After having identified a number of algorithms, the typical approach would be to
1.) Write a script/program to compare performance with an existing ML library, on a challenging practical application. Such a benchmark should test various aspects: correctness, speed, different data sizes, different problem flavours.
2.) Identify the most severe bottlenecks where Shogun does not perform well. This might be pure software-engineering related questions, but also depend on the mathematical formulations of the algorithms (see e.g. PCA improvements).
3.) Re-write the code that concerns them. Test. Produce clean code that is easy to read (see for example our HMM implementation if you want to see unreadable code)
4.) Give the whole implementation a general clean-up: Documentation, unit testing, examples.
5.) IPython notebook with a real-world application
The K-means issue is a great place to start.

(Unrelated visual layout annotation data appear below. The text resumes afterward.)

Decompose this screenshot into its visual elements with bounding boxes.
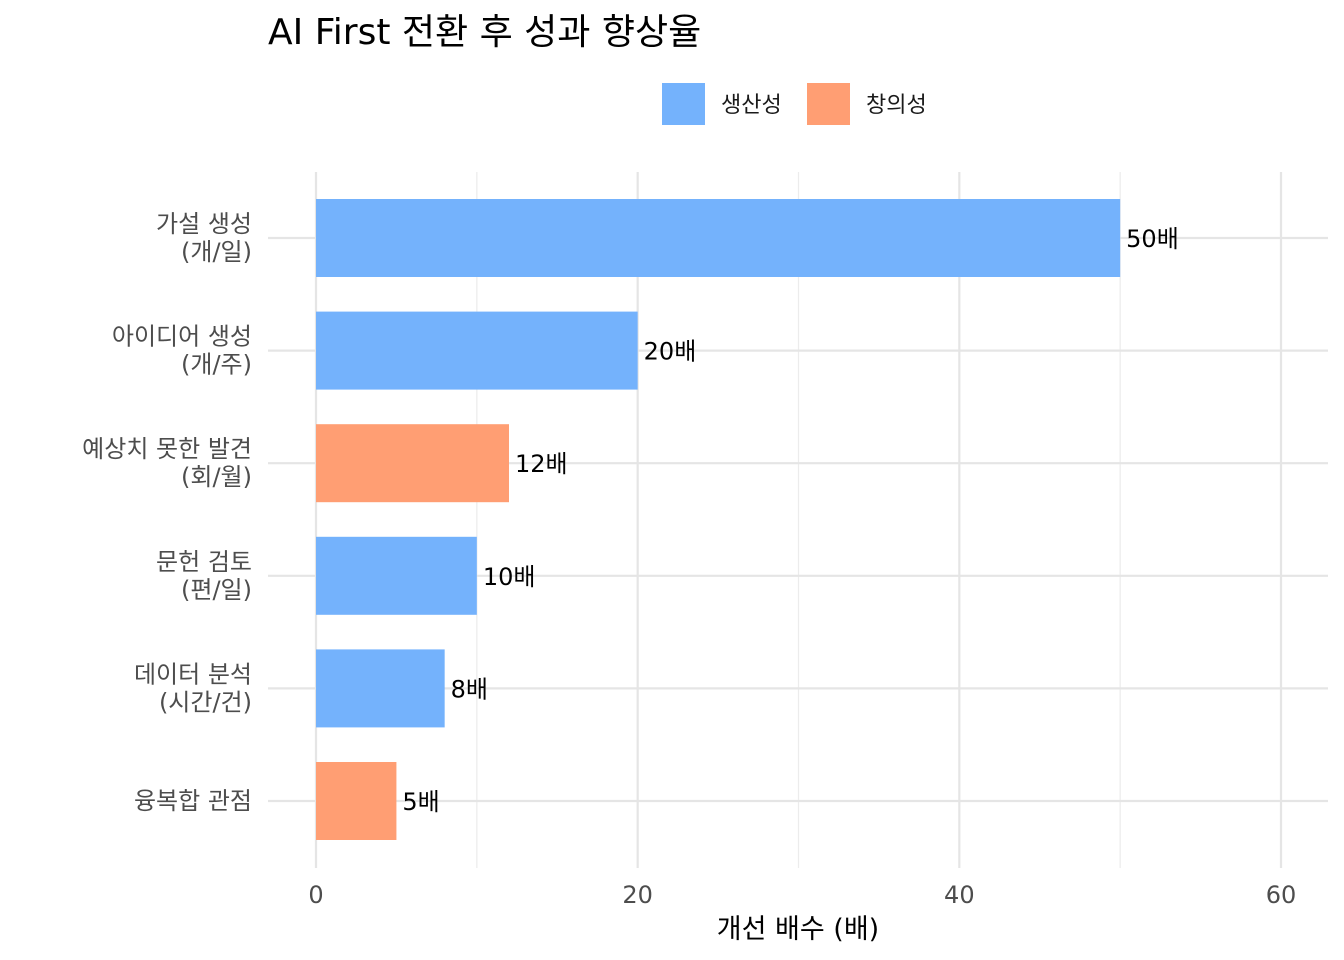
bar bbox=[316, 311, 638, 390]
category-label: 아이디어 생성 (개/주) bbox=[112, 323, 252, 379]
legend-swatch bbox=[807, 83, 850, 125]
x-tick-label: 40 bbox=[944, 881, 975, 909]
data-labels: 50배 20배 12배 10배 8배 5배 bbox=[402, 225, 1178, 816]
x-axis-title: 개선 배수 (배) bbox=[717, 914, 879, 945]
legend-swatch bbox=[662, 83, 705, 125]
bar-value-label: 20배 bbox=[644, 338, 697, 366]
bar bbox=[316, 649, 445, 728]
bar-value-label: 12배 bbox=[515, 450, 568, 478]
legend-label: 생산성 bbox=[721, 93, 782, 118]
bar-value-label: 10배 bbox=[483, 563, 536, 591]
x-tick-labels: 0 20 40 60 bbox=[308, 881, 1296, 909]
legend: 생산성 창의성 bbox=[662, 83, 927, 125]
category-label: 융복합 관점 bbox=[134, 787, 252, 815]
category-label: 문헌 검토 (편/일) bbox=[156, 548, 252, 604]
bar bbox=[316, 536, 477, 615]
category-label: 예상치 못한 발견 (회/월) bbox=[82, 435, 252, 491]
bar bbox=[316, 199, 1121, 277]
bar-value-label: 5배 bbox=[402, 788, 439, 816]
legend-label: 창의성 bbox=[866, 93, 927, 118]
category-label: 가설 생성 (개/일) bbox=[156, 210, 252, 266]
bars bbox=[316, 199, 1121, 840]
bar bbox=[316, 424, 509, 503]
chart-title: AI First 전환 후 성과 향상율 bbox=[268, 12, 701, 53]
x-tick-label: 0 bbox=[308, 881, 323, 909]
bar-value-label: 50배 bbox=[1126, 225, 1179, 253]
bar-value-label: 8배 bbox=[451, 675, 488, 703]
category-label: 데이터 분석 (시간/건) bbox=[134, 660, 252, 716]
bar bbox=[316, 762, 397, 840]
x-tick-label: 20 bbox=[622, 881, 653, 909]
x-tick-label: 60 bbox=[1266, 881, 1297, 909]
category-labels: 가설 생성 (개/일) 아이디어 생성 (개/주) 예상치 못한 발견 (회/월) 문헌 검… bbox=[82, 210, 252, 815]
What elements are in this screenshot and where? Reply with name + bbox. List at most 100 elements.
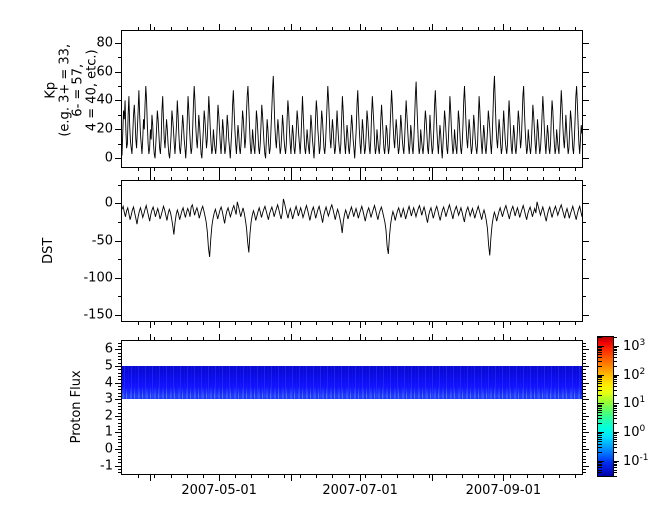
dst-xtick-minor-top — [380, 177, 382, 181]
flux-xtick-minor-top — [478, 337, 479, 341]
colorbar-tick-minor-right — [613, 375, 617, 377]
flux-xtick-minor — [380, 474, 382, 478]
flux-ytick-major-right — [582, 465, 589, 467]
dst-ytick-label: -150 — [83, 307, 113, 323]
dst-xtick-minor-top — [267, 177, 269, 181]
kp-ytick-major-right — [582, 129, 589, 131]
flux-ytick-minor — [118, 459, 122, 460]
flux-xtick-minor — [202, 474, 204, 478]
kp-xtick-minor — [575, 167, 577, 171]
kp-xtick-minor — [494, 167, 496, 171]
dst-ytick-major-right — [582, 277, 589, 279]
kp-xtick-minor-top — [154, 27, 156, 31]
flux-xtick-minor-top — [235, 337, 237, 341]
flux-xtick-minor — [300, 474, 301, 478]
flux-ytick-minor — [118, 385, 122, 387]
flux-ytick-minor — [118, 352, 122, 354]
dst-ytick-major — [115, 240, 122, 242]
dst-ytick-major — [115, 203, 122, 205]
flux-ytick-minor-right — [582, 375, 586, 377]
kp-xtick-minor — [380, 167, 382, 171]
flux-xtick-minor-top — [413, 337, 415, 341]
flux-xtick-minor — [170, 474, 172, 478]
dst-xtick-minor — [251, 321, 253, 325]
kp-xtick-minor-top — [202, 27, 204, 31]
dst-xtick-minor-top — [300, 177, 301, 181]
dst-xtick-minor-top — [429, 177, 431, 181]
flux-xtick-minor — [494, 474, 496, 478]
colorbar-tick-minor — [598, 409, 602, 411]
colorbar-tick-minor — [598, 354, 602, 356]
flux-ytick-minor-right — [582, 429, 586, 431]
flux-xtick-minor-top — [154, 337, 156, 341]
kp-xtick-major-top — [290, 24, 292, 31]
flux-ytick-major-right — [582, 432, 589, 434]
dst-xtick-minor-top — [316, 177, 318, 181]
dst-xtick-minor — [413, 321, 415, 325]
flux-ytick-label: 3 — [104, 391, 113, 407]
kp-xtick-minor-top — [251, 27, 253, 31]
kp-ytick-major — [115, 42, 122, 44]
colorbar-tick-exponent: 3 — [639, 337, 646, 348]
kp-axis-title-line-3: 4 = 40, etc.) — [84, 49, 100, 132]
colorbar-tick-minor — [598, 377, 602, 379]
dst-ytick-minor-right — [582, 222, 586, 223]
flux-ytick-minor — [118, 452, 122, 454]
colorbar-tick-minor-right — [613, 423, 617, 425]
dst-axis-title: DST — [41, 221, 56, 281]
colorbar-tick-minor-right — [613, 409, 617, 411]
flux-xtick-label: 2007-05-01 — [181, 483, 257, 498]
flux-xtick-minor — [445, 474, 447, 478]
dst-xtick-minor-top — [219, 177, 221, 181]
flux-xtick-major — [503, 474, 505, 481]
colorbar-tick-minor-right — [613, 354, 617, 356]
colorbar-tick-minor-right — [613, 348, 617, 350]
flux-xtick-minor — [186, 474, 188, 478]
flux-colorbar: 10-1 100 101 102 103 — [597, 336, 649, 477]
kp-xtick-minor — [154, 167, 156, 171]
flux-ytick-minor — [118, 472, 122, 474]
flux-xtick-major-top — [290, 334, 292, 341]
colorbar-tick-minor-right — [613, 469, 617, 471]
kp-xtick-minor — [445, 167, 447, 171]
flux-ytick-minor-right — [582, 462, 586, 464]
kp-trace — [122, 75, 582, 159]
flux-xtick-minor-top — [558, 337, 560, 341]
flux-ytick-minor-right — [582, 425, 586, 427]
dst-xtick-minor — [380, 321, 382, 325]
colorbar-tick-minor — [598, 462, 602, 464]
colorbar-tick-minor — [598, 472, 602, 474]
flux-ytick-major-right — [582, 349, 589, 351]
flux-ytick-minor-right — [582, 419, 586, 421]
dst-xtick-major-top — [360, 174, 362, 181]
flux-ytick-minor-right — [582, 452, 586, 454]
flux-ytick-minor-right — [582, 445, 586, 447]
kp-xtick-minor — [235, 167, 237, 171]
flux-ytick-major — [115, 399, 122, 401]
kp-xtick-major — [290, 167, 292, 174]
colorbar-tick-major-right — [613, 460, 619, 462]
flux-xtick-minor-top — [138, 337, 140, 341]
flux-ytick-minor-right — [582, 469, 586, 470]
colorbar-tick-major-right — [613, 345, 619, 347]
kp-xtick-minor — [461, 167, 463, 171]
flux-ytick-minor — [118, 409, 122, 411]
colorbar-tick-label: 10-1 — [623, 452, 649, 470]
kp-xtick-minor-top — [397, 27, 399, 31]
dst-xtick-minor — [364, 321, 366, 325]
dst-ytick-major — [115, 277, 122, 279]
dst-xtick-minor — [461, 321, 463, 325]
colorbar-tick-minor — [598, 383, 602, 385]
flux-ytick-label: 4 — [104, 375, 113, 391]
flux-ytick-minor-right — [582, 435, 586, 437]
dst-xtick-minor-top — [510, 177, 512, 181]
kp-xtick-minor — [219, 167, 221, 171]
flux-xtick-minor — [413, 474, 415, 478]
kp-xtick-minor-top — [170, 27, 172, 31]
flux-ytick-minor — [118, 429, 122, 431]
dst-xtick-minor — [154, 321, 156, 325]
flux-ytick-minor — [118, 346, 122, 347]
dst-xtick-minor — [219, 321, 221, 325]
flux-xtick-major-top — [149, 334, 151, 341]
colorbar-tick-label: 103 — [623, 337, 646, 354]
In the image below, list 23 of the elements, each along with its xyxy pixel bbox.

Once the Shogun implementation runs competeitive, we can look into further speed-ups to be gained by multicore computations, approximations, and other. We can also have a survey on Shogun's mailing list to identify methods that people like to be improved. A third option would be to simplify existing interfaces to make our algorithms easier to use.
This project offers the chance to learn about many fundamental ML algorithms from a practical perspective, with a focus on efficiency. As the usual suspects are the most used algorithms by Shogun users, it is likely that many people will execute code that you wrote.